Input noise govern acceptably stochastic aspects of the generated photos, such as specific placement of hair strands, pores, and reflections in the eyes. Images to the far right represent the standard deviation of each pixel over 100 different realizations of input noise at each layer, highlighting which aspects are affected by the noise.

  • Many aspects of human faces can be acceptably stochastic, such as the exact placement of hair/pores/freckles.
  • Since a traditional GAN only accepts input through its initial input layer, it must learn to generate pseudo-random numbers from earlier activations whenever needed in order to produce these features. This takes up part of the network's capacity to learn, and hiding the periodicity of the generated numbers is difficult, as shown by many repetitive patterns that are exhibited by traditional GANs.
  • By inputting noise directly into each layer, StyleGAN is relieved of this duty, and learns to use the noise to only adjust aspects of the image that can be slightly randomized, and does not exhibit the periodicity that a traditional GAN would.
  • Since a fresh set of noise is provided to each layer, the effects of each input noise is also tightly localized to its own layer, meaning that adjusting noise at a finer layer only affects finer details (ex. placement of skin pores) while coarser layers affect only coarse features (ex. large-scale hair curling and larger background features).

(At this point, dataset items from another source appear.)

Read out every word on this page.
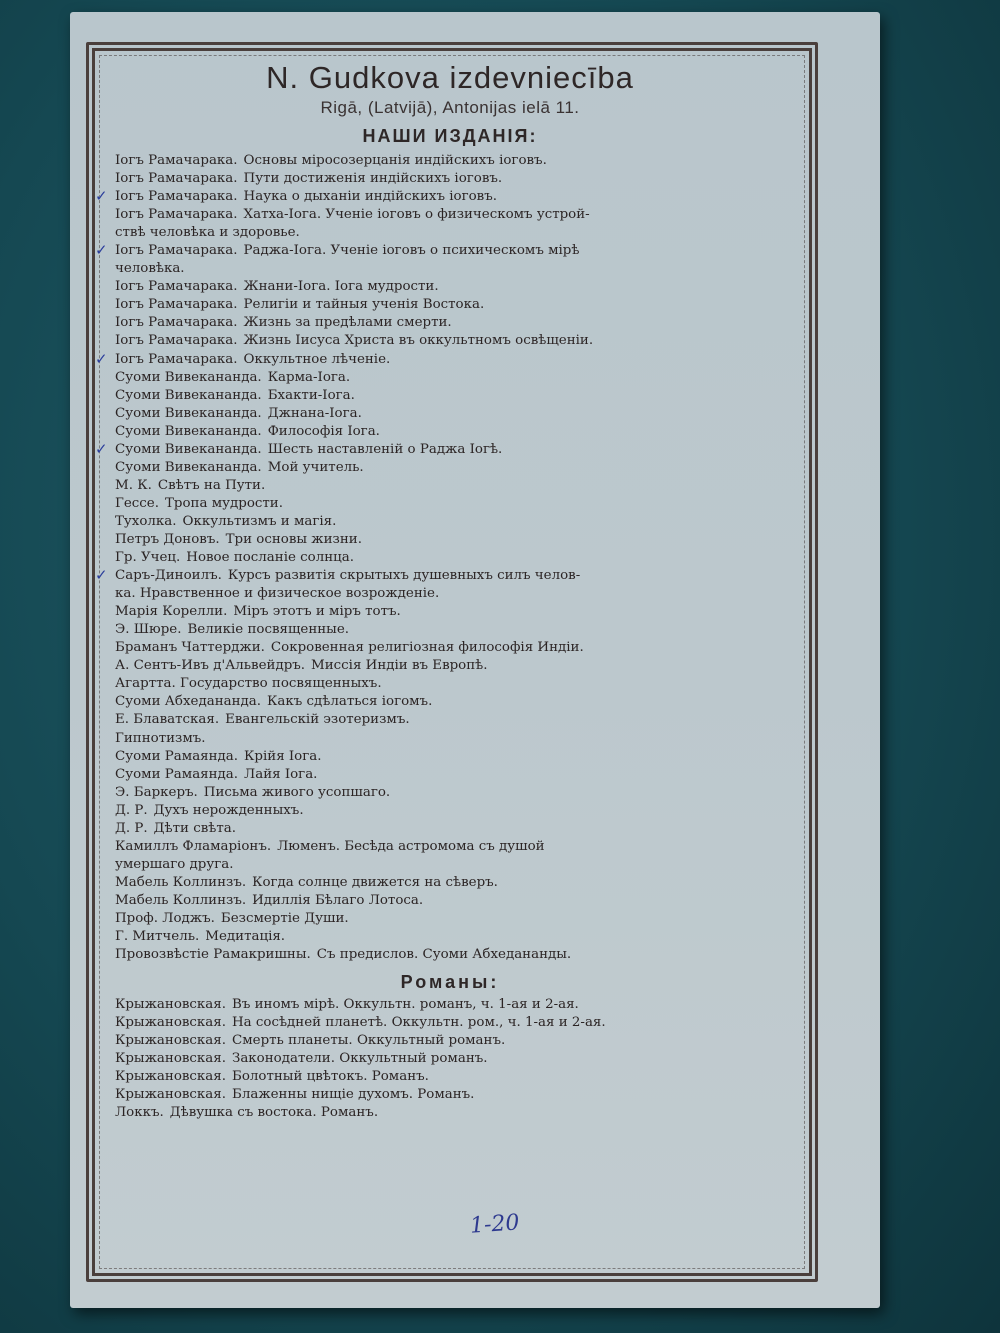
N. Gudkova izdevniecība
Rigā, (Latvijā), Antonijas ielā 11.
НАШИ ИЗДАНІЯ:
Іогъ Рамачарака. Основы міросозерцанія индійскихъ іоговъ.
Іогъ Рамачарака. Пути достиженія индійскихъ іоговъ.
✓ Іогъ Рамачарака. Наука о дыханіи индійскихъ іоговъ.
Іогъ Рамачарака. Хатха-Іога. Ученіе іоговъ о физическомъ устрой-
ствѣ человѣка и здоровье.
✓ Іогъ Рамачарака. Раджа-Іога. Ученіе іоговъ о психическомъ мірѣ
человѣка.
Іогъ Рамачарака. Жнани-Іога. Іога мудрости.
Іогъ Рамачарака. Религіи и тайныя ученія Востока.
Іогъ Рамачарака. Жизнь за предѣлами смерти.
Іогъ Рамачарака. Жизнь Іисуса Христа въ оккультномъ освѣщеніи.
✓ Іогъ Рамачарака. Оккультное лѣченіе.
Суоми Вивекананда. Карма-Іога.
Суоми Вивекананда. Бхакти-Іога.
Суоми Вивекананда. Джнана-Іога.
Суоми Вивекананда. Философія Іога.
✓ Суоми Вивекананда. Шесть наставленій о Раджа Іогѣ.
Суоми Вивекананда. Мой учитель.
М. К. Свѣтъ на Пути.
Гессе. Тропа мудрости.
Тухолка. Оккультизмъ и магія.
Петръ Доновъ. Три основы жизни.
Гр. Учец. Новое посланіе солнца.
✓ Саръ-Диноилъ. Курсъ развитія скрытыхъ душевныхъ силъ челов-
ка. Нравственное и физическое возрожденіе.
Марія Корелли. Міръ этотъ и міръ тотъ.
Э. Шюре. Великіе посвященные.
Браманъ Чаттерджи. Сокровенная религіозная философія Индіи.
А. Сентъ-Ивъ д'Альвейдръ. Миссія Индіи въ Европѣ.
Агартта. Государство посвященныхъ.
Суоми Абхедананда. Какъ сдѣлаться іогомъ.
Е. Блаватская. Евангельскій эзотеризмъ.
Гипнотизмъ.
Суоми Рамаянда. Крійя Іога.
Суоми Рамаянда. Лайя Іога.
Э. Баркеръ. Письма живого усопшаго.
Д. Р. Духъ нерожденныхъ.
Д. Р. Дѣти свѣта.
Камиллъ Фламаріонъ. Люменъ. Бесѣда астромома съ душой
умершаго друга.
Мабель Коллинзъ. Когда солнце движется на сѣверъ.
Мабель Коллинзъ. Идиллія Бѣлаго Лотоса.
Проф. Лоджъ. Безсмертіе Души.
Г. Митчель. Медитація.
Провозвѣстіе Рамакришны. Съ предислов. Суоми Абхедананды.
Романы:
Крыжановская. Въ иномъ мірѣ. Оккультн. романъ, ч. 1-ая и 2-ая.
Крыжановская. На сосѣдней планетѣ. Оккультн. ром., ч. 1-ая и 2-ая.
Крыжановская. Смерть планеты. Оккультный романъ.
Крыжановская. Законодатели. Оккультный романъ.
Крыжановская. Болотный цвѣтокъ. Романъ.
Крыжановская. Блаженны нищіе духомъ. Романъ.
Локкъ. Дѣвушка съ востока. Романъ.
1-20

Evaluation of new mechanisms

FID (lower is better) between real and generated images resulting from applying various techniques introduced by the paper

  • The Fréchet Inception Distance is a metric obtained by using an InceptionV3 image classifier trained on ImageNet. The distributions between the activations generated by the InceptionV3 network on each set of images (generated and real) are then compared using the Fréchet Distance.

References

  • Karras, T., Laine, S., and Aila, T. (2018). A Style-Based Generator Architecture for Generative Adversarial Networks. arXiv preprint arXiv:1812.04948.
  • Lee, S., Ha, J., and Kim, G. (2019). Harmonizing Maximum LIkelihood with GANs for Multimodal Conditional Generation. arXiv preprint arXiv:1902.09225.
  • Lehtinen, J., Munkberg, J., Hasselgren, J., Laine, S., Karras, T., Aittala, M., and Aila, T. (2018). Noise2Noise: Learning Image Restoration without Clean Data. arXiv preprint arXiv:1803.04189.
  • Huang, X., and Belongie, S. (2017). Arbitrary style transfer in real-time with adaptive instance normalization. arXiv preprint arXiv:1703.06868.